Stephen Parker

Channeling his experience with a father admitted multiple times for delusional paranoia and dementia, Stephen strives to advocate, educate and elevate mental health through design. He prototyped a new storage solution – the Clark Compartment, named after his father – for mental health inpatient environments after seeing that patients don’t feel like they belong in a space if their belongings don’t has a place.

As mental health planner at Stantec, Stephen has presented at over 20 events in 2025, collaborated on 16 articles, papers or interviews across multiple platforms. His development of the Stantec ZenDen design has melded education and mental health typologies with sensory-enabled architecture as a mobile exhibit and research platform.

As a Principal Investigator exploring Adolescent Crisis Environments, Stephen collaborated on the planning, funding & execution of a semester long studio at Texas A&M University through a Stantec Innovation Grant. As a Centre for Conscious Design Fellow, Stephen has advocated for sensory-enabled architecture and neurodiverse design considerations, publishing his work on the Stantec ZenDen with over 1000 service users, students and patients reached across 6 installations.

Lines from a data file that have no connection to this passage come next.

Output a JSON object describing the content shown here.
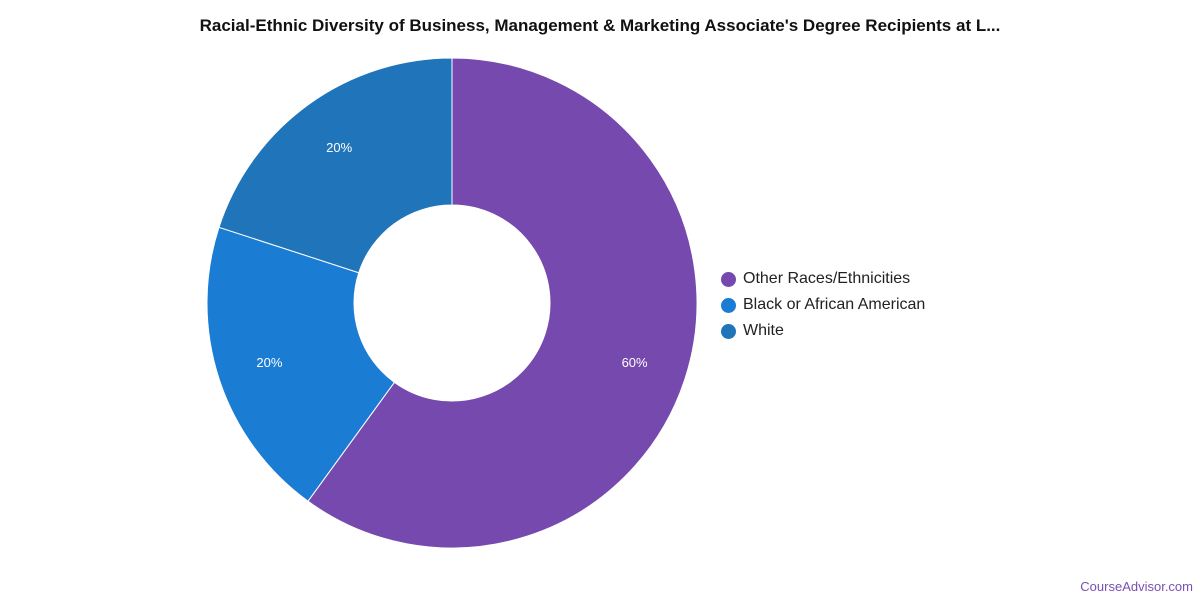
{
  "chart_data": {
    "type": "pie",
    "title": "Racial-Ethnic Diversity of Business, Management & Marketing Associate's Degree Recipients at L...",
    "slices": [
      {
        "label": "Other Races/Ethnicities",
        "value": 60,
        "display": "60%",
        "color": "#7649ae"
      },
      {
        "label": "Black or African American",
        "value": 20,
        "display": "20%",
        "color": "#1a7cd3"
      },
      {
        "label": "White",
        "value": 20,
        "display": "20%",
        "color": "#1f74ba"
      }
    ],
    "legend_position": "right"
  },
  "legend": {
    "items": [
      {
        "label": "Other Races/Ethnicities",
        "color": "#7649ae"
      },
      {
        "label": "Black or African American",
        "color": "#1a7cd3"
      },
      {
        "label": "White",
        "color": "#1f74ba"
      }
    ]
  },
  "footer": {
    "brand": "CourseAdvisor.com"
  }
}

In the past year, he has designed or masterplanned nearly 1000 more inpatient mental health beds, developed four master plans, helped open seven separate facilities as medical planner and subject matter expert. He submitted 5 separate projects across diverse typologies in the US and Canada, winning several national and international design awards along the way.

In 2025, Stephen expanded the DrawnOut! Mental Health Sketch Workshop series, an interactive sketching workshop intended to defy stigma by design. A collaboration with a friend with lived experience, the workshop pairs empathy exercises with evidence-based design best practices. This has been implemented from Honolulu to Washington, DC to Manchester, England and beyond. An exhibit of the sketches are to be unveiled at Arch Exchange East later this year. As an Associate to the DiHMN Board, Parker has strived to co-found the new North American chapter, recruiting members, raising funds and leading the reach of the Network across the world.